Arctic double stunner: Sea ice extent is now below 2007 levels, while volume hit record low for March
While the anti-science crowd scours the globe desperately looking for any indication of their imaginary cooling, reality has intruded again.
Because they and the media — and even some scientists who don’t follow the subject closely — tend to take a two-dimensional view of the Arctic, they along with much of the public have been fooled into thinking the Arctic “recovered” in the past two years because sea ice extent appeared to recover. Heck, some even claimed last month the Arctic ice was “recovering” to the 1979-2000 average.

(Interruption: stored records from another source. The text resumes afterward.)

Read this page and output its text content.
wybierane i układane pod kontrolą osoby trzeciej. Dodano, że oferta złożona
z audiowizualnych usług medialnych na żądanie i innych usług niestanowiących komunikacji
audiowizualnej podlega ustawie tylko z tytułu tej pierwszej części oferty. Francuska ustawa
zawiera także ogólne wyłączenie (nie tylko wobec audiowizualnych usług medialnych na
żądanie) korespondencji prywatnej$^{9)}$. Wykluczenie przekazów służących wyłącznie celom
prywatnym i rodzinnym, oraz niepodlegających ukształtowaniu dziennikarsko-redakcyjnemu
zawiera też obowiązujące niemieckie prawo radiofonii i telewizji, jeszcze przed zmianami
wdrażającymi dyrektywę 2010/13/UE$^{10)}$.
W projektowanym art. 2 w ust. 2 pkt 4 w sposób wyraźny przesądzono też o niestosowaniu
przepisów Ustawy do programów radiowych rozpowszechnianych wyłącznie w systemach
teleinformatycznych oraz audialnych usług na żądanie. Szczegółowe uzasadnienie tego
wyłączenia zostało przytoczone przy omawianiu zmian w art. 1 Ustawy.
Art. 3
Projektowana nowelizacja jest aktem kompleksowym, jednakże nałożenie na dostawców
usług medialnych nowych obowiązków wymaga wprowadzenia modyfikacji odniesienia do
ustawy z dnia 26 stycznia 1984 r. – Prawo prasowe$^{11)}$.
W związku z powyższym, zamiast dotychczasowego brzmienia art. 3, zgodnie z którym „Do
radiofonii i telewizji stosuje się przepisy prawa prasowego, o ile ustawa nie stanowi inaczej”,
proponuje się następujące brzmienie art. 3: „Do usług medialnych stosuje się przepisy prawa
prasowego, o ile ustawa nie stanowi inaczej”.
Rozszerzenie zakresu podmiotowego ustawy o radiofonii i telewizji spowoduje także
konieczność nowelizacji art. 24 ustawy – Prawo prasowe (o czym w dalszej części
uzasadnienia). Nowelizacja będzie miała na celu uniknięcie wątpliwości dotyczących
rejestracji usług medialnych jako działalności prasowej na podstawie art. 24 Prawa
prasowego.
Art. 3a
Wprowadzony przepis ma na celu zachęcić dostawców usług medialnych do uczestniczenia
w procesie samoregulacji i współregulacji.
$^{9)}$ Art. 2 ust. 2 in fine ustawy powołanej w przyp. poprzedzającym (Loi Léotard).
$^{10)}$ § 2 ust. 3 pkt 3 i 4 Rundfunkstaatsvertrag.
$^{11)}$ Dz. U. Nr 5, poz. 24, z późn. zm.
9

Climate Progress readers have long understood that trends in multi-year ice — ice volume — are what matter most in terms of the long-term survivability of the Arctic ice in the summer (see New study supports finding that “the amount of [multi-year] sea ice in the northern hemisphere was the lowest on record in 2009″).
CP readers have also understood that Arctic volume did not recover in the last two years. Quite the reverse — we appear to have been breaking volume records over the past several months according to the Polar Science Center:
Total Arctic Ice Volume for March 2010 is 20,300 km^3, the lowest over the 1979-2009 period and 38% below the 1979 maximum. September Ice Volume was lowest in 2009 at 5,800 km^3 or 67% below its 1979 maximum.

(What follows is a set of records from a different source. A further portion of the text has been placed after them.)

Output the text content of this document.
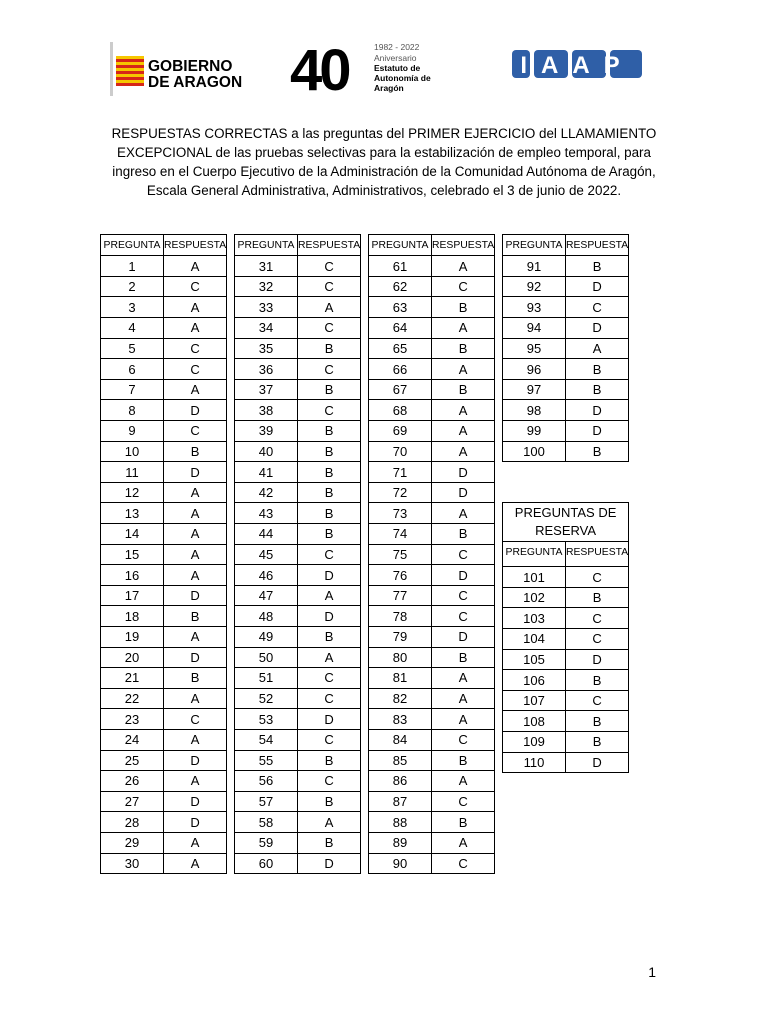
GOBIERNO
DE ARAGON 40	1982 - 2022
Aniversario
Estatuto de
Autonomía de
Aragón
IAAP

RESPUESTAS CORRECTAS a las preguntas del PRIMER EJERCICIO del LLAMAMIENTO EXCEPCIONAL de las pruebas selectivas para la estabilización de empleo temporal, para ingreso en el Cuerpo Ejecutivo de la Administración de la Comunidad Autónoma de Aragón, Escala General Administrativa, Administrativos, celebrado el 3 de junio de 2022.

PREGUNTA	RESPUESTA
1	A
2	C
3	A
4	A
5	C
6	C
7	A
8	D
9	C
10	B
11	D
12	A
13	A
14	A
15	A
16	A
17	D
18	B
19	A
20	D
21	B
22	A
23	C
24	A
25	D
26	A
27	D
28	D
29	A
30	A
PREGUNTA	RESPUESTA
31	C
32	C
33	A
34	C
35	B
36	C
37	B
38	C
39	B
40	B
41	B
42	B
43	B
44	B
45	C
46	D
47	A
48	D
49	B
50	A
51	C
52	C
53	D
54	C
55	B
56	C
57	B
58	A
59	B
60	D
PREGUNTA	RESPUESTA
61	A
62	C
63	B
64	A
65	B
66	A
67	B
68	A
69	A
70	A
71	D
72	D
73	A
74	B
75	C
76	D
77	C
78	C
79	D
80	B
81	A
82	A
83	A
84	C
85	B
86	A
87	C
88	B
89	A
90	C
PREGUNTA	RESPUESTA
91	B
92	D
93	C
94	D
95	A
96	B
97	B
98	D
99	D
100	B
PREGUNTAS DE RESERVA	
PREGUNTA	RESPUESTA

101	C
102	B
103	C
104	C
105	D
106	B
107	C
108	B
109	B
110	D
1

That is, in September, PSC says we saw the lowest volume ever, and in March, we saw the lowest volume for that month, according to their Pan-Arctic Ice Ocean Modeling and Assimilation System (PIOMAS). Cryosphere scientists I have spoken to say PIOMAS is best for showing long-term trends, and they do recommend the caveat that it is a model, and so conclusions should be viewed accordingly. That said, as the website shows, the analysis has been validated.